Generally, it is very difficult to reverse addition polymerisation under normal conditions. The process is not easily reversible because the carbon-carbon single bonds in the polymer backbone are very strong and stable. However, through a process called depolymerisation using high heat (pyrolysis) or specific chemical treatments, some polymers can be broken down, though not always perfectly back to the original monomers. This is a major area of research for plastic recycling.
Why are some plastics flexible while others are rigid?

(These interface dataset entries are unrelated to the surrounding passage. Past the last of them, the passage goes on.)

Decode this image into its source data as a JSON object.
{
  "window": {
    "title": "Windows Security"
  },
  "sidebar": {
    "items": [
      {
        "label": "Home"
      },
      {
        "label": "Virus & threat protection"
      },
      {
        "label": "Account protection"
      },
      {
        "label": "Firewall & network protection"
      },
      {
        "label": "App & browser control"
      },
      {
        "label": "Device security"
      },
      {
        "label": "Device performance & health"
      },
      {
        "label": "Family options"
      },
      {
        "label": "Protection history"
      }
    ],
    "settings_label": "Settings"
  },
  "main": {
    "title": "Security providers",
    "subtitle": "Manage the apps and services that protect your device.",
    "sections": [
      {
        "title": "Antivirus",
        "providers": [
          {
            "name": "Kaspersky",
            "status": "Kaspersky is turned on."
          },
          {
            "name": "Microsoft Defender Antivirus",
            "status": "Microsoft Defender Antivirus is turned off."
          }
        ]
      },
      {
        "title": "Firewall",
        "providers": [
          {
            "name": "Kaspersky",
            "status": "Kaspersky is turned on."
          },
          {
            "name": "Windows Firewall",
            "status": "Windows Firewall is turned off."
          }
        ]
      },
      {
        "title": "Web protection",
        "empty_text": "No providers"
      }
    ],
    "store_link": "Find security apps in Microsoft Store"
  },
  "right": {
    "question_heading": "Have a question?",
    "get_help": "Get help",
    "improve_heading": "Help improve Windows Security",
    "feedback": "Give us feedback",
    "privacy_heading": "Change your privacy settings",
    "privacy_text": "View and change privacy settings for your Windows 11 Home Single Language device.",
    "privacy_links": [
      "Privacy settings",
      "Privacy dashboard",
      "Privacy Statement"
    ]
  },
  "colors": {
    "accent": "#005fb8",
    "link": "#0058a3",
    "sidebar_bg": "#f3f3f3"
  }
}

The flexibility of a plastic depends on the structure of the polymer chains and the forces between them. If the chains are long, straight, and can pack closely together (like in HDPE), the strong intermolecular forces make the material rigid. If the chains are branched (like in LDPE), they cannot pack tightly, making the material more flexible. Also, adding small molecules called plasticizers can get between the polymer chains, pushing them apart and making the material more flexible, as is done with PVC.
Conclusion
Addition polymerisation is a remarkably efficient and powerful chemical reaction that transforms simple, small molecules into the giant macromolecules that form the basis of the modern plastics industry. By understanding the roles of monomers, initiators, and the three-step mechanism of initiation, propagation, and termination, we can see how materials with such diverse properties are created from a common principle. From the packaging that preserves our food to the pipes that deliver our water, the products of addition polymerisation are integral to daily life. As we continue to use these materials, the challenges of sustainability and recycling highlight the importance of understanding their chemical origins.
Footnote
[1] Carbon-Carbon Double Bond ($C=C$): A covalent bond between two carbon atoms where two pairs of electrons are shared. This bond is a site of high reactivity, which allows it to be broken and transformed into two single bonds during addition reactions.
[2] Free Radical: An atom or molecule that has one or more unpaired electrons, making it highly reactive and unstable. Free radicals are often generated by the decomposition of initiators like benzoyl peroxide and are crucial for starting the addition polymerisation chain reaction.